Mike Chassie presses his nose up against a load of plastic lumber and takes a sniff. He’s inspecting the newest product made at his family’s business, Goodwood Plastic Products in Fort Ellis, N.S. 

“Smells great to me,” Chassie said last week outside the building where the synthetic timber is manufactured. “It doesn’t have any of the smell that you would think you’d get from that ghost gear.”

That ghost gear, lost or discarded fishing equipment, was three kilometres of old, thickly-woven, plastic fishing rope covered in marine life, and recently fished out of the sea by a diving company working near its home base in Mahone Bay, N.S.

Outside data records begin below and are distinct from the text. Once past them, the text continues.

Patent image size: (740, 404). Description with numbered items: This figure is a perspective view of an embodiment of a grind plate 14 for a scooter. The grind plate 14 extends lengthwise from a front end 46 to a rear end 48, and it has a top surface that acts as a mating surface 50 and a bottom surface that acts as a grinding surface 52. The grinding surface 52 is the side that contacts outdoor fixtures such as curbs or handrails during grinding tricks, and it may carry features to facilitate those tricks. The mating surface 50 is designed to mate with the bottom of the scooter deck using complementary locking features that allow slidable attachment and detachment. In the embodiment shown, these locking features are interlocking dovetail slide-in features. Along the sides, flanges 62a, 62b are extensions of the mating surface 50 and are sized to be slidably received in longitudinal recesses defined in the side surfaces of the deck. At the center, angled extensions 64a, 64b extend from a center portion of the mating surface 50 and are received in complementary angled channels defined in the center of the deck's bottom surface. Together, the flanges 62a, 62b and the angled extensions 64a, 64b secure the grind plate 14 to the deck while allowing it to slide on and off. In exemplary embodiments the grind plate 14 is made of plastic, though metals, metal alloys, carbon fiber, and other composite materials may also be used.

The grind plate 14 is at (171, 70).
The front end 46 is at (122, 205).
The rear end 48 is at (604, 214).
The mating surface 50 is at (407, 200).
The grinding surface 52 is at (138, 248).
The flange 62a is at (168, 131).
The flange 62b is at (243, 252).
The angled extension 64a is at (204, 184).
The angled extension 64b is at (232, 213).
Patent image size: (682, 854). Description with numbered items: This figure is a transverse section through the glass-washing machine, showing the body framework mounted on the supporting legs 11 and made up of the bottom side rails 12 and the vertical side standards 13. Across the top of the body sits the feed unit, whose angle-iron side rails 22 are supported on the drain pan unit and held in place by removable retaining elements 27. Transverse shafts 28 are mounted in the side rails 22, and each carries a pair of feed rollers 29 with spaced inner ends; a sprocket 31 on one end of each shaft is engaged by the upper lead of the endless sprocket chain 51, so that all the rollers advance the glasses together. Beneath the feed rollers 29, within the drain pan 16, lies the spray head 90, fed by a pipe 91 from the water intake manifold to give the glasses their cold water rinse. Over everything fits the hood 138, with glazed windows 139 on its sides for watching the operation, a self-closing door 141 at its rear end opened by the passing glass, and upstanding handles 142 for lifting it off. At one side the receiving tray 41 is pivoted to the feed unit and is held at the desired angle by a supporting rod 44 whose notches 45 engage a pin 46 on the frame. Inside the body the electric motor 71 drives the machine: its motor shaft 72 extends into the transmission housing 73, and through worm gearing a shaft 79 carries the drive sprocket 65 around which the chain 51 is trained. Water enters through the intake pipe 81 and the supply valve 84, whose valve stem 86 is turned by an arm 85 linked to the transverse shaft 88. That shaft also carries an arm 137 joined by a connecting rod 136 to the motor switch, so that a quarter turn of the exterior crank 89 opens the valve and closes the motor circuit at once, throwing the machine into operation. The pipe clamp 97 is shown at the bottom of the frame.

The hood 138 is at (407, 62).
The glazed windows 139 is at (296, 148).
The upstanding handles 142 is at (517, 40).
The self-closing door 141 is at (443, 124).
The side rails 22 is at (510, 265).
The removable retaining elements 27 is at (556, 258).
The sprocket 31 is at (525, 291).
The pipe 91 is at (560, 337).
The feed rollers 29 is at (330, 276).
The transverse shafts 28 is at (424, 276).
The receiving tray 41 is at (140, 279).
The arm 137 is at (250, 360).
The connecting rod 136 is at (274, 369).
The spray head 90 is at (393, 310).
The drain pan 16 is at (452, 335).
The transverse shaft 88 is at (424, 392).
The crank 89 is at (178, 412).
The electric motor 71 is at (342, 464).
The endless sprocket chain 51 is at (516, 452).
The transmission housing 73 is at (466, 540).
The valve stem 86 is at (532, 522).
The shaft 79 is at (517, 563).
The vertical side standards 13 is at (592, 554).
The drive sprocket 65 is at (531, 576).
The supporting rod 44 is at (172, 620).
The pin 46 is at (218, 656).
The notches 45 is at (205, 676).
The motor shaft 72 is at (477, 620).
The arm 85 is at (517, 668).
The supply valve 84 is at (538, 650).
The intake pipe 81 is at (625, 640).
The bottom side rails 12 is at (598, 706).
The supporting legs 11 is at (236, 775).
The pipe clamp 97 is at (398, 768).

The plastics recycler OK’d the fishy-smelling delivery for its newest venture: commercializing synthetic lumber made out of ghost gear. 

The recyclables are shredded, melted, and pushed through moulds to create planks and posts for building decks, park benches and picnic tables. The ghost gear was blended with shopping bags to create planks that look just like the other products now sold to the public.

The price for a 4-by-8 timber is $61. Chassie said it’s triple the price of wood lumber, but is more durable.

But he said the real saving is the benefit to the environment, especially if the plastic lumber is returned to where it came from — the sea — as wharf or marina timbers. 

“You don’t get any of those harmful chemicals that over time leach into the water, whether it be saltwater or freshwater.”

Chassie is eager to ramp up recycling a product that many people had considered no longer useful.

“You’re taking a product that would typically be destined for a landfill or to be buried in the ocean and forgotten, and you’re giving it a new life.”